Azura – Arrived 2nd April 2019, Moved to O&O 16th October 2019

Turtle patient Azura practising diving with a buoy at ORP Turtle Rehab Centre, One & Only Reethi Rah, Maldives
Azura practising diving for a buoy

Azura has finished an antibiotic course for the bone infection in her flipper. Since her recovery from the infection she has been showing more and more progress with her diving during our lagoon sessions. She also has had a really healthy appetite!

To keep her motivated to dive in her tank, we attach food to a submerged buoy which she has to “hunt”. And she really goes for it!

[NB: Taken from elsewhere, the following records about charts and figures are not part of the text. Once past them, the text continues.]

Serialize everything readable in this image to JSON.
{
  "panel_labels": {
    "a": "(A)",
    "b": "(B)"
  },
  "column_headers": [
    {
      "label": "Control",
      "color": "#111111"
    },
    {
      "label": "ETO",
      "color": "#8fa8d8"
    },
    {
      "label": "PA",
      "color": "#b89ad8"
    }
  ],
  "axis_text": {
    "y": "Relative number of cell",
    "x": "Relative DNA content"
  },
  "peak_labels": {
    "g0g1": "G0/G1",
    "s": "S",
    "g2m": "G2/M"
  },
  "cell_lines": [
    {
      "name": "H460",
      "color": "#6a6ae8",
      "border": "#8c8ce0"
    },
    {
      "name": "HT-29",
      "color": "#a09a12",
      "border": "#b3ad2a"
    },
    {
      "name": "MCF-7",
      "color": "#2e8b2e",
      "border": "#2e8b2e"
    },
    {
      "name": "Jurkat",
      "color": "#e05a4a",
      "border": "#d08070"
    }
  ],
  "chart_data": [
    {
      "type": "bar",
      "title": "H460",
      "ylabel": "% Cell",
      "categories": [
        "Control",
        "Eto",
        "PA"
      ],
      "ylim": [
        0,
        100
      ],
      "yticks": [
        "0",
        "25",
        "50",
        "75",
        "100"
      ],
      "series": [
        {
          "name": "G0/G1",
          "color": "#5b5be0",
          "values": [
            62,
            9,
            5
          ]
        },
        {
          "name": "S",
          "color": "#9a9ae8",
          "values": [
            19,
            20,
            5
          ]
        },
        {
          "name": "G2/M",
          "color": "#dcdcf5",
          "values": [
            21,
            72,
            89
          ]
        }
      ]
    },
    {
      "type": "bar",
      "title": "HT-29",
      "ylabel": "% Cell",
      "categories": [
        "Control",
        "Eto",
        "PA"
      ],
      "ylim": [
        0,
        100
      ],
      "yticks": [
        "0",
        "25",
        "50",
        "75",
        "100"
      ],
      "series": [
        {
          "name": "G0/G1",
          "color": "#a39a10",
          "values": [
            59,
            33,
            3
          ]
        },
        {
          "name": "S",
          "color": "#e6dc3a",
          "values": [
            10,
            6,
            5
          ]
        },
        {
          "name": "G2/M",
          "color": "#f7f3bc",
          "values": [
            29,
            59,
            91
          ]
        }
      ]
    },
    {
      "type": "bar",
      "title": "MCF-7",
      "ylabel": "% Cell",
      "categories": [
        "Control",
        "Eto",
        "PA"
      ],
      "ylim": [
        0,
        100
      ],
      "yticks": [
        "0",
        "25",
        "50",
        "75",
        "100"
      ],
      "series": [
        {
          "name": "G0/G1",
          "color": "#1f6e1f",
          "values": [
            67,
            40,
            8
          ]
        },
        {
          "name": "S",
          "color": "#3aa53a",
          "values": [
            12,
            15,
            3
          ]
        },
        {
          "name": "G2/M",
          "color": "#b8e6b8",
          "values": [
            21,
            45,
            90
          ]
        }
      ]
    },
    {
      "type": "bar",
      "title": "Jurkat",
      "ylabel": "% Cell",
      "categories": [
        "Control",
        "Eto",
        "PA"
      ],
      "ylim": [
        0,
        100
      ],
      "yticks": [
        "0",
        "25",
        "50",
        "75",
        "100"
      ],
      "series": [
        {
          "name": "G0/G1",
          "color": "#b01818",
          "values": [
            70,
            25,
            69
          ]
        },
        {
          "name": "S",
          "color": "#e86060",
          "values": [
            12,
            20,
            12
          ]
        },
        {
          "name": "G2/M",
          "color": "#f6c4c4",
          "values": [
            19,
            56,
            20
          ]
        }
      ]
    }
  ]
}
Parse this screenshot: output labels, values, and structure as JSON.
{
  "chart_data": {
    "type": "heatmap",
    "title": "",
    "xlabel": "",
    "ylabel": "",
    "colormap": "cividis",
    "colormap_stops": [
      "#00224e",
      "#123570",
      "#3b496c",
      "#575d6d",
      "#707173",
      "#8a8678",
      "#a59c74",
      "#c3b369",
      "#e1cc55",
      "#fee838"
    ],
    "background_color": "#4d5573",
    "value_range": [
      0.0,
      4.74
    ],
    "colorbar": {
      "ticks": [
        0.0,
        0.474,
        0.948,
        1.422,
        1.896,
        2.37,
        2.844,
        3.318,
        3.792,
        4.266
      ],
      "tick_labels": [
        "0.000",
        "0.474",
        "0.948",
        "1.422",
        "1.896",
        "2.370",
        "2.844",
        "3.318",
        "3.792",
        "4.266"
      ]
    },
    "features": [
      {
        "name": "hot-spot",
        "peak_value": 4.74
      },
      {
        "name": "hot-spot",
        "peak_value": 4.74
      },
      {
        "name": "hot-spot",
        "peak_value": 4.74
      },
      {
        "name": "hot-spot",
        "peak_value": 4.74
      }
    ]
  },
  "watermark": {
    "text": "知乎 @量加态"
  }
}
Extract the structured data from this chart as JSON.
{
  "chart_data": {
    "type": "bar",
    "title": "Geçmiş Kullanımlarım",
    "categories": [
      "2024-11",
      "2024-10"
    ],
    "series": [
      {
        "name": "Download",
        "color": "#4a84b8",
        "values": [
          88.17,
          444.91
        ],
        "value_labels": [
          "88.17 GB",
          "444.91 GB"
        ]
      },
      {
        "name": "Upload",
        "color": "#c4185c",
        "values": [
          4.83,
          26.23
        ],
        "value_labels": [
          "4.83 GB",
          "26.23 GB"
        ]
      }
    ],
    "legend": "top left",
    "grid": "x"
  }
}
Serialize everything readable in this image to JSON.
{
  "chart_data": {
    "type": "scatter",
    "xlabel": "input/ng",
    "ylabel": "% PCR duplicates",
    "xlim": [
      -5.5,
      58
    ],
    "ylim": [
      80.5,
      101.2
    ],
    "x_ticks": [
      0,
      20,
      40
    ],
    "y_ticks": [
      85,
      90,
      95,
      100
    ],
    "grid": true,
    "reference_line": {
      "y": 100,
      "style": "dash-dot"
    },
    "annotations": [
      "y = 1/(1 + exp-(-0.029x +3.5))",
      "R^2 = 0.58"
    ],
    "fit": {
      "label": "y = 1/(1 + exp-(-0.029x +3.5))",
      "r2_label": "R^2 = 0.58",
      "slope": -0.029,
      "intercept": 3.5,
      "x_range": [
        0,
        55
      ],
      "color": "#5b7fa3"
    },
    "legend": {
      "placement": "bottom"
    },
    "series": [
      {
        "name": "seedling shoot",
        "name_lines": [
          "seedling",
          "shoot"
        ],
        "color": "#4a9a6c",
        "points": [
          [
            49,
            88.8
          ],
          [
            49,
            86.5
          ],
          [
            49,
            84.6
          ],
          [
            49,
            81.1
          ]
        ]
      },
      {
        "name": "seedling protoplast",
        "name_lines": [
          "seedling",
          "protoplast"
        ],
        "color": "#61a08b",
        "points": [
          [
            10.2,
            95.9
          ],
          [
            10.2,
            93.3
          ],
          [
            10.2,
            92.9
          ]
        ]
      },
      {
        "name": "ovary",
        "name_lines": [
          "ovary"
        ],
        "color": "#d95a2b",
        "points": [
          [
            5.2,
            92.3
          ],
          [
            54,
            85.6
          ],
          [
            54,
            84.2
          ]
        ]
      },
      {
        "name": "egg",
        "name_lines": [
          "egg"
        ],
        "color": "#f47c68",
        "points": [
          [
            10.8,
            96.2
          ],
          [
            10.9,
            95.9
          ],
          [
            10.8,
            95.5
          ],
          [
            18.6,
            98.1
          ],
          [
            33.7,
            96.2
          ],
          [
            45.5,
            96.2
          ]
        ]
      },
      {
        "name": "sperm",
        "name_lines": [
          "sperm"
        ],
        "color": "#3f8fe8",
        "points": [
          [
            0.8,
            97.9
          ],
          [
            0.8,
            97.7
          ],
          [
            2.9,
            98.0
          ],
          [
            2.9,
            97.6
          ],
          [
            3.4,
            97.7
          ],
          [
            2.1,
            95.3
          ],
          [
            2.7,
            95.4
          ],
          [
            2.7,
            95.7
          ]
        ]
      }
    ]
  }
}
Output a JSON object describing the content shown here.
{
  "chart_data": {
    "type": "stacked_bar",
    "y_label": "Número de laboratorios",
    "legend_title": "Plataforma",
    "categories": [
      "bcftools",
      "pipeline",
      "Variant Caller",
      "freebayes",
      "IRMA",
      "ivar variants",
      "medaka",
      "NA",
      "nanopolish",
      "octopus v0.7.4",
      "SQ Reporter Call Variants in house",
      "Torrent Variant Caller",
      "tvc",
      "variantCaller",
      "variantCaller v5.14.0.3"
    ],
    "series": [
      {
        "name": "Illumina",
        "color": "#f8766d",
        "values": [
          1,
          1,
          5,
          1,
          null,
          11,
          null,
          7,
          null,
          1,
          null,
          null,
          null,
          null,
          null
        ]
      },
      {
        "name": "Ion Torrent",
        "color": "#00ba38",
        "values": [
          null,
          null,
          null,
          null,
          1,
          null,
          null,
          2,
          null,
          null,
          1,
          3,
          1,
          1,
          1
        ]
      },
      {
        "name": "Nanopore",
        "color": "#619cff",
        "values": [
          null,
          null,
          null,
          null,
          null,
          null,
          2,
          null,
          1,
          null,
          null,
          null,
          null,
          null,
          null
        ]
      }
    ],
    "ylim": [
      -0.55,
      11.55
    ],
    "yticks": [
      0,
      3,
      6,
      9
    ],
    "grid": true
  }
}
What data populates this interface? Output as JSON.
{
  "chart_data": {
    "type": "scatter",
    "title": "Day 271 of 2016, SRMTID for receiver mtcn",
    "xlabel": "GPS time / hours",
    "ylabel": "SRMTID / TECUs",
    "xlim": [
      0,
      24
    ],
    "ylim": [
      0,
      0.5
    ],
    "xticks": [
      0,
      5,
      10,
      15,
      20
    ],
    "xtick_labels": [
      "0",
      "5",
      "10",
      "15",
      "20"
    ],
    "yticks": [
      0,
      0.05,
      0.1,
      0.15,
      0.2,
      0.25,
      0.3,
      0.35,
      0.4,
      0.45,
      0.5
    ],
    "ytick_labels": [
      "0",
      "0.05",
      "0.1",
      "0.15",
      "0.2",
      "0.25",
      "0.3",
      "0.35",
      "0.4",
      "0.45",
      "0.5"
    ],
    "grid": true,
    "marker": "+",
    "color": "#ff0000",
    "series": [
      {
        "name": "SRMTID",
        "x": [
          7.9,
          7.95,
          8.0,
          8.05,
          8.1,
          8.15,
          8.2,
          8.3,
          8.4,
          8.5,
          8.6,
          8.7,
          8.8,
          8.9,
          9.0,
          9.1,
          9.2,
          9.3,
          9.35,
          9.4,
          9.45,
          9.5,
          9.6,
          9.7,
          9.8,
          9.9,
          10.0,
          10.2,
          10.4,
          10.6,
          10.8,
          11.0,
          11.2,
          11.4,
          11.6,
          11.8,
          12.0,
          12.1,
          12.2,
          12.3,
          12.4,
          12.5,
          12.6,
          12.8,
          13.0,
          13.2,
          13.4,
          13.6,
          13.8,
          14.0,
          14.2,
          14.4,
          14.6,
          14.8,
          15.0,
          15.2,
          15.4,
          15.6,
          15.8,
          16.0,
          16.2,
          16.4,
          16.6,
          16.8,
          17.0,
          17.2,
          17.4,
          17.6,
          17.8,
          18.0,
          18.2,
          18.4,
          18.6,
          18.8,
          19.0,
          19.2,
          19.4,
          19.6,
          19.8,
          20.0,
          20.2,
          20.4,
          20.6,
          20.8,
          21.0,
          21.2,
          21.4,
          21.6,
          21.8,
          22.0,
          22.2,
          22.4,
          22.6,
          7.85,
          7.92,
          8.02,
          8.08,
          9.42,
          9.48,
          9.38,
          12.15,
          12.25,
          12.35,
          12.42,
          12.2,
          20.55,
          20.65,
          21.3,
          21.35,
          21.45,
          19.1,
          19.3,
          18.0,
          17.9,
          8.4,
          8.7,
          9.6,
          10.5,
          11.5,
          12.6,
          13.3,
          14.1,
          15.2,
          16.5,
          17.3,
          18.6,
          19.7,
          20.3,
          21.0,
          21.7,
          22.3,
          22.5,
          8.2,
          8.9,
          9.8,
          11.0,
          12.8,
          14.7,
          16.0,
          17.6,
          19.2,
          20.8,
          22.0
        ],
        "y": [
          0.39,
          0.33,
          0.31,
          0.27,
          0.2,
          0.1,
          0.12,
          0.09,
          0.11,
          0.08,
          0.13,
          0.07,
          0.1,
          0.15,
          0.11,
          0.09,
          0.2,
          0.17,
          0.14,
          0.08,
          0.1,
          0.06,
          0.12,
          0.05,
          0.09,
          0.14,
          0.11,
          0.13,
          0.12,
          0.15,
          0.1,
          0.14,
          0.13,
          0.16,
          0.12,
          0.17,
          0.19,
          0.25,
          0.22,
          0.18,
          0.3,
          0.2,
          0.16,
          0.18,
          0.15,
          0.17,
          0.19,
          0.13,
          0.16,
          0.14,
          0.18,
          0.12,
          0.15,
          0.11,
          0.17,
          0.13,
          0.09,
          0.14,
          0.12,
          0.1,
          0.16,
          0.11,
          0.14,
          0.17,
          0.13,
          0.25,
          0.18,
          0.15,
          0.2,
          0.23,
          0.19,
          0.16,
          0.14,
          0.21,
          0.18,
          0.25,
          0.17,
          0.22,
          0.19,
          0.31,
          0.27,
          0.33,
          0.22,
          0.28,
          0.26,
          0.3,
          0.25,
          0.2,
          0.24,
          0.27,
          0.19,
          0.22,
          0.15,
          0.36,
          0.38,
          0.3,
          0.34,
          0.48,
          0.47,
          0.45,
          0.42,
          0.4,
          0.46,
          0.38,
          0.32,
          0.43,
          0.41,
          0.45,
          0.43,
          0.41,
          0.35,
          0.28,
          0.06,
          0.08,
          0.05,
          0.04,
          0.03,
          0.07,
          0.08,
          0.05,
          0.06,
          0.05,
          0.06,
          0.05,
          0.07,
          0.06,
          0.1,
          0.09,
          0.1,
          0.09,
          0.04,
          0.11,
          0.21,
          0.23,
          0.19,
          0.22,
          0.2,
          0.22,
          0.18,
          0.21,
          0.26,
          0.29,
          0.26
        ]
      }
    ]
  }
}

Arti – Arrived 27th February 2019

Olive Ridley turtle patient Arti coming up for air, ORP Turtle Rescue Centre, Maldives
Arti coming up for air

Arti is his amazing old self. He really enjoys himself in the sea on his oceans swims but is very happy to see Kaushell, his bestie, when he comes back to the Rescue Centre. Arti is a favourite among the guests. He is as curious as ever and we frequently catch him peering through the glass to see what we’re up to.

Eve – Arrived 26th December 2019, Moved to O&O 15th January 2020

Turtle patent Eve in her new tank at ORP Turtle Rehabilitation Centre, One & Only Maldives

Eve has been well. She is on a diet and probably feels a little bit cheated, but has accepted it. And she has also been less fussy with her food lately – which means less wasted fish and cleaning for us.

She is getting physio for her flipper, and we’re very happy to see her using the flipper more and more. She loves her muscle massage, and fell asleep during one session this week.

Eve was moved to the ORP Turtle Rehabilitation Centre at One & Only Reethi Rah on January 15 to free up space for critical patients at the Rescue Centre. She is sharing a tank with Azura, but we have to keep them separated. Eve will continue to receive physiotherapy daily to try to build up more muscle strength in her damaged flipper.

Heidi – Arrived 21st April 2018

Heidi on an ocean swim

Heidi went for a swim in the lagoon this week and he had quite an amazing time! He was very excited and it was his best swim by far. He is still on his diet, and the exercise is doing him good.